I would love to hear everyone's thoughts and opinions as to why you've lost friends due to psychosis or other reasons...
i lost all my friends....they just stopped calling me when i went in to isolation due to depression.....then i got sz at 26 back in 2002.....that totally ruled people out of my life......im currently friendless.....but i might have advice for you.....im a member of a mental health club, these are places where you can go to partciipate in activities such as creative writing art drama yoga or group therpay to name but a few or else just drop in for a coffe and a chat.....as i say its possible to make ferinds there, or at least meet people you relate to
 
P

Purpleplum

Well-known member
Joined
Feb 7, 2020
Messages
1,424
Location
nowhere
No matter what type of MH problem you have this happens sadly. If you don't fit in with others or have problems with emotions, it is bound to happen.
 
K

KitKat90

Well-known member
Joined
Feb 21, 2019
Messages
274
Location
Texas
Hi peeps, Thank you for your feedback yes it can be hard to maintain friends in general. I think it's a bit annoying how these professionals recommend how good it is to have friends when really everyone is going through their own battles. As we grow older the more our friendships become less and less. But when we're young our friends is what makes us have hope in an everlasting you know Best friends forever it sounds so cliche but there is no such thing as a bff well for a majority of people it isn't always the case... I wish I could have just 1 friend just one friend who I can call up and say hey look I'm not feeling my best version of myself and my well being isn't that great today. I need help can you come over. I think to myself wouldn't it be lovely to have that kind of friendship because it's ok to not be ok...
I feel like that too. One close friend is all I would need to feel whole. To be there for one another in good and bad times. Having a mental illness some people can’t relate and it just seems to complicate having a close friendship.
 
PerpetuallyStuck

PerpetuallyStuck

ACCOUNT CLOSED
Joined
May 20, 2020
Messages
546
Location
England
I feel like that too. One close friend is all I would need to feel whole. To be there for one another in good and bad times. Having a mental illness some people can’t relate and it just seems to complicate having a close friendship.
Hmmm...I have a long term friend who I've known for around 15 years. On average I'd see the person between once a week and once a fortnight. I think due to their social commitments, and my anxiety, they don't want to go out in public with me. I have briefly in the past. We get on well enough. It's not the sort of friendship where we do everything together, but there is loyalty.

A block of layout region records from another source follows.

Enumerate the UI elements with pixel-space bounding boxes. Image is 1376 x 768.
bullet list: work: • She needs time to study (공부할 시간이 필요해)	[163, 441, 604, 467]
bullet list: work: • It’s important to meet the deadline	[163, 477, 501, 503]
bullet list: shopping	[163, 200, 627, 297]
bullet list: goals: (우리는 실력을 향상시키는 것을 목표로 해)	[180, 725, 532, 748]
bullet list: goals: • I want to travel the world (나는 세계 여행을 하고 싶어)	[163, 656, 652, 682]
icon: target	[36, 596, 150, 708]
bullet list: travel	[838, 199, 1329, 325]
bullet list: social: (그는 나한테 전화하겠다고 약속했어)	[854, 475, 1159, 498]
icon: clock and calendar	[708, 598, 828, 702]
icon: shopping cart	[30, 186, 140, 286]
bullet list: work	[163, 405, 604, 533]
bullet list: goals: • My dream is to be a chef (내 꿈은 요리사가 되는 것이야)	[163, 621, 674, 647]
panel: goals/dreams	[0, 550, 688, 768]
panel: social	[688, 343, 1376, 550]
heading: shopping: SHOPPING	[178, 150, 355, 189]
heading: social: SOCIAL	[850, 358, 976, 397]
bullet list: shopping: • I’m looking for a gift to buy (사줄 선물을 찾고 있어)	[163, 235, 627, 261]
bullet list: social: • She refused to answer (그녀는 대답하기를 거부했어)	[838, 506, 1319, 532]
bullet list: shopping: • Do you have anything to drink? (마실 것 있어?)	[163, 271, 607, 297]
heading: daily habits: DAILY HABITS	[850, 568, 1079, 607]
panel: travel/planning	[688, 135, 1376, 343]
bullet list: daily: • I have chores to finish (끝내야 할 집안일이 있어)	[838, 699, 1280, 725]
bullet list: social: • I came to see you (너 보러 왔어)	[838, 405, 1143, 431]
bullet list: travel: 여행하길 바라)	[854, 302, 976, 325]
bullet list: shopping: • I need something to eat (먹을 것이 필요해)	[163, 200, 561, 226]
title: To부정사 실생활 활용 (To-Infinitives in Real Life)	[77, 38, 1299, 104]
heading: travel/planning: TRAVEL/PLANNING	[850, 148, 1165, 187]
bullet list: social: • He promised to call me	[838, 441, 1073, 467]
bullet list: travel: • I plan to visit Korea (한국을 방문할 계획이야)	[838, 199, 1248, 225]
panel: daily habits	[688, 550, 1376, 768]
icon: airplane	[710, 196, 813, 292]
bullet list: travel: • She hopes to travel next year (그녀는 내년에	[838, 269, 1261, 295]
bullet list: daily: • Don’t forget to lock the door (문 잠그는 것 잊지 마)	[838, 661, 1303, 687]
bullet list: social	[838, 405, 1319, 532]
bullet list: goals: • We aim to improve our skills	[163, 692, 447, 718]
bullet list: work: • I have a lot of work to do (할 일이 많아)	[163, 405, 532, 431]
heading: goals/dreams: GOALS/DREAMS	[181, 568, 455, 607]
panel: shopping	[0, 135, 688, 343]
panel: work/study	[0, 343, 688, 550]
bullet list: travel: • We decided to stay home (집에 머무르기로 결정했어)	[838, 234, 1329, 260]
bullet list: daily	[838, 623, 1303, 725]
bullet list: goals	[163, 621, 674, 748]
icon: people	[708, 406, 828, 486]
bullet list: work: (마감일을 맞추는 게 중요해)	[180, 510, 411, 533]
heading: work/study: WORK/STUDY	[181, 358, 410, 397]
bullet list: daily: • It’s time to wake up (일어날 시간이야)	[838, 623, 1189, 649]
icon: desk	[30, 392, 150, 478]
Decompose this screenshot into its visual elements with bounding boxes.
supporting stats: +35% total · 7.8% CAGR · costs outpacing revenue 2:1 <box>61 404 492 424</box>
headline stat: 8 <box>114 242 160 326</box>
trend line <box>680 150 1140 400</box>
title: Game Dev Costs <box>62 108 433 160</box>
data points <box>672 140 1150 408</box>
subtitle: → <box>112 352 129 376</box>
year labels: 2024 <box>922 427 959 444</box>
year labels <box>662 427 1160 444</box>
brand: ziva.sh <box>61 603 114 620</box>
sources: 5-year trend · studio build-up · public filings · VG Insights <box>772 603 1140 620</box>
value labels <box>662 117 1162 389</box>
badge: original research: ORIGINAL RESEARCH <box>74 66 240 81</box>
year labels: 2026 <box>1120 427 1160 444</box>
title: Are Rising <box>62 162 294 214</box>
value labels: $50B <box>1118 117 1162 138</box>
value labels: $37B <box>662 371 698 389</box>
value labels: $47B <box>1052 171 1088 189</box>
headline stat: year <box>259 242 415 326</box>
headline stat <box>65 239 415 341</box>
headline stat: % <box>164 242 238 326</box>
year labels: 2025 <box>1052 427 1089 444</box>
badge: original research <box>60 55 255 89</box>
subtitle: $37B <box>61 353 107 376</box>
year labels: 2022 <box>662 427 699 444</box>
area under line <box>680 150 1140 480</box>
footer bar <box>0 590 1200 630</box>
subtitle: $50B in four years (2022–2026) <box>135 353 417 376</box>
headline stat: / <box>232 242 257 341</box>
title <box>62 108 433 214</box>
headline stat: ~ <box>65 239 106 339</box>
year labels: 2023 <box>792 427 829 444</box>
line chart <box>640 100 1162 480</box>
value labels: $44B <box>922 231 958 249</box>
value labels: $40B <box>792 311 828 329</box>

It doesn't make me feel less worried about life. It's nice that I have a friend, but I feel isolated and worthless regardless. I don't know if I'd still feel like that if I manage to make new friends and gain a partner, but one friend isn't enough for me. I don't want to dismiss the importance of you and others on the forum who need friends. It is good to have people that keep in contact, but it doesn't cure any mental health issues, unfortunately.